When I was nine I ignored that truth for a moment and asked my dad to sign me up for a soccer team. One’s social status in my affluent, competitive town was heavily based on your skill level on the athletic field, and I desperately wanted to fit in. Plus it seemed like fun. But then I found out that Bailey, an older, popular girl with a perfect 80’s name, was also on the team. She was a jock to be reckoned with, one who wore Adidas Sambas for sport, not because they were cool. I panicked, anxious over how terrible I would be flailing my legs toward a soccer ball. At the last minute I begged my dad to get me dropped from the team, and from then on I avoided sports at all costs. Never again.
In middle school I was required to participate in a team sport and found myself back on the soccer field, where I was elected captain of the team. My nomination was not entirely out of left field. I was outgoing and sociable, a natural leader. Still, it infuriated the girls who actually knew how to play the game. “But she’s not good at soccer,” they told the coach right in front of me after I was elected. “She doesn’t even know how to play.”
Their words sent me shame spiraling - not because they hurt, but because I knew they were right.
Because I believed I was terrible at sports I stopped trying. In high school I failed gym simply by not going to class. Not being good at sports became my calling card through out life. I said it so much that other people believed it too. In college I hung out with a lot of ski racers (that’s Maine for you) and participated in their banter by self-deprecating and mocking my own lack of athletic ability. I put myself down first before anyone even thought to do so. Looking back I doubt that anyone would have even noticed my terrible sports skills, much less mocked me for them, had I not brought it up. My friends were all kind people. But I made it part of my own reputation, and it stuck. I believed it, and so did others. And it kept me from joining in, from trying new things, from seeing what it felt like to exert any physical energy - all because I was terrified of embarrassing myself, afraid of revealing this horrible, shameful thing.
So in my twenties, when I told an ex-boyfriend that I’d started attending yoga classes, he laughed at me. “You? Doing yoga?” he sneered. “That I’d like to see.”
The part of me that so readily put myself down agreed with him, but I kept going. And a couple years later I started jogging - very, very slowly. Later, when my mom was diagnosed with terminal pancreatic cancer, I ran two half marathons to raise money in her honor. After she died I turned to yoga again, and went on to get my yoga teacher certification. Maybe, I thought to myself, I might be athletic after all.
Part of it was discovering that being athletic is not just about playing the sports available to you as a young kid. It’s about finding what feels best for your body and brain and going with it at your own pace. But it’s also about changing your belief in yourself and your abilities. And man, that is f*cking harder than any physical challenge.
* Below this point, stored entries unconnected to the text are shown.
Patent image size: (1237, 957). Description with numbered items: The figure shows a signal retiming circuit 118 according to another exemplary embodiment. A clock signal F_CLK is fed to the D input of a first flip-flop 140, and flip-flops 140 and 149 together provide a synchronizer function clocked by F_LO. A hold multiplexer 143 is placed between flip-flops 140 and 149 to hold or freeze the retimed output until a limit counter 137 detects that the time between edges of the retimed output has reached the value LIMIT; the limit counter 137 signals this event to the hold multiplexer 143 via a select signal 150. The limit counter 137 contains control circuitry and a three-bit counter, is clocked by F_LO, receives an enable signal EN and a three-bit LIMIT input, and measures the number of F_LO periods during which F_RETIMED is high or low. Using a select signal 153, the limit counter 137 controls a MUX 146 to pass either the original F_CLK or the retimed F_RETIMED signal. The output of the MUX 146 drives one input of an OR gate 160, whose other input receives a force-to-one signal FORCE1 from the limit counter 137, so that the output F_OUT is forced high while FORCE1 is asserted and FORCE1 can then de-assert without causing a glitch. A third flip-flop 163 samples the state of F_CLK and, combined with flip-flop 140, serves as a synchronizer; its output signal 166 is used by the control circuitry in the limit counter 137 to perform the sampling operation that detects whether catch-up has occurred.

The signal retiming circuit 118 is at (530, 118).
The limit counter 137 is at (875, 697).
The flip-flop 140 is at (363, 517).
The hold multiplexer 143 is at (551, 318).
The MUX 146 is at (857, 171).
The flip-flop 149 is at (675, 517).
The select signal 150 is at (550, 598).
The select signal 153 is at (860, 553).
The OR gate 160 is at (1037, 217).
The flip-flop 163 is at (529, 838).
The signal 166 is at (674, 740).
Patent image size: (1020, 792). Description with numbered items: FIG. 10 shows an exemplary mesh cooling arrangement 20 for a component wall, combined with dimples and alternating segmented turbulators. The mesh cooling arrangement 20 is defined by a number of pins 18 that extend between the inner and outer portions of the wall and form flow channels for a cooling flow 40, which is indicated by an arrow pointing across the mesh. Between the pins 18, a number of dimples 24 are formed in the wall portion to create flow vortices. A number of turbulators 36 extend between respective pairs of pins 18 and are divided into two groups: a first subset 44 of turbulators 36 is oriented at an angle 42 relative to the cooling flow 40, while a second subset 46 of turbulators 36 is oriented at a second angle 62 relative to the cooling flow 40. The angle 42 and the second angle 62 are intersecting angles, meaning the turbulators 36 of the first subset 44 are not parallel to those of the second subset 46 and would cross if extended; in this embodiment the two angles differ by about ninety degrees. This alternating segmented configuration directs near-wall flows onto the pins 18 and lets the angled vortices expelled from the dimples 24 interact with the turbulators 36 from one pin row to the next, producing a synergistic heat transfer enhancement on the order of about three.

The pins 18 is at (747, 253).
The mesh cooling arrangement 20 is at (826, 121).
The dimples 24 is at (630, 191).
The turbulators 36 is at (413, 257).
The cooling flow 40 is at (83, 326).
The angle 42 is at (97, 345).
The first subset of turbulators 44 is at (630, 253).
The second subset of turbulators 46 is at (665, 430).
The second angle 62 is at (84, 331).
This summer I was asked once again to join a basketball team in the league. I thought about that 9-year-old girl who wanted to be on the soccer team but quit before she even learned how to play because she believed that she couldn’t. And I thought about my daughters, ages 3 and 1, and what I want them to believe about themselves. I want them to know they can do anything, that being good at something isn’t as important as just showing up and trying. I want them to be active and feel strong in their bodies and I want them to learn this from a role model they see every day: me.
So, I said yes. And at 35, I am learning to play basketball for the first time. I own a ball, mesh shorts, and giant, size 11 b-ball sneakers. I sneak out early on the weekends to practice layups at the park and watching training videos on YouTube. My team - the Kimmy Dribblers - had their first game last week; we lost 7-25. But can you believe it? I SCORED A BASKET. I watched it go in and then ran down the court with my arms spread open like wings. I am out there learning, trying and having so much fun in the process. Maybe I am good at sports, and maybe I'm not. It doesn't matter to me anymore. When my daughters come to see me play I simply want them to see me as someone who is good enough, and know that they are too.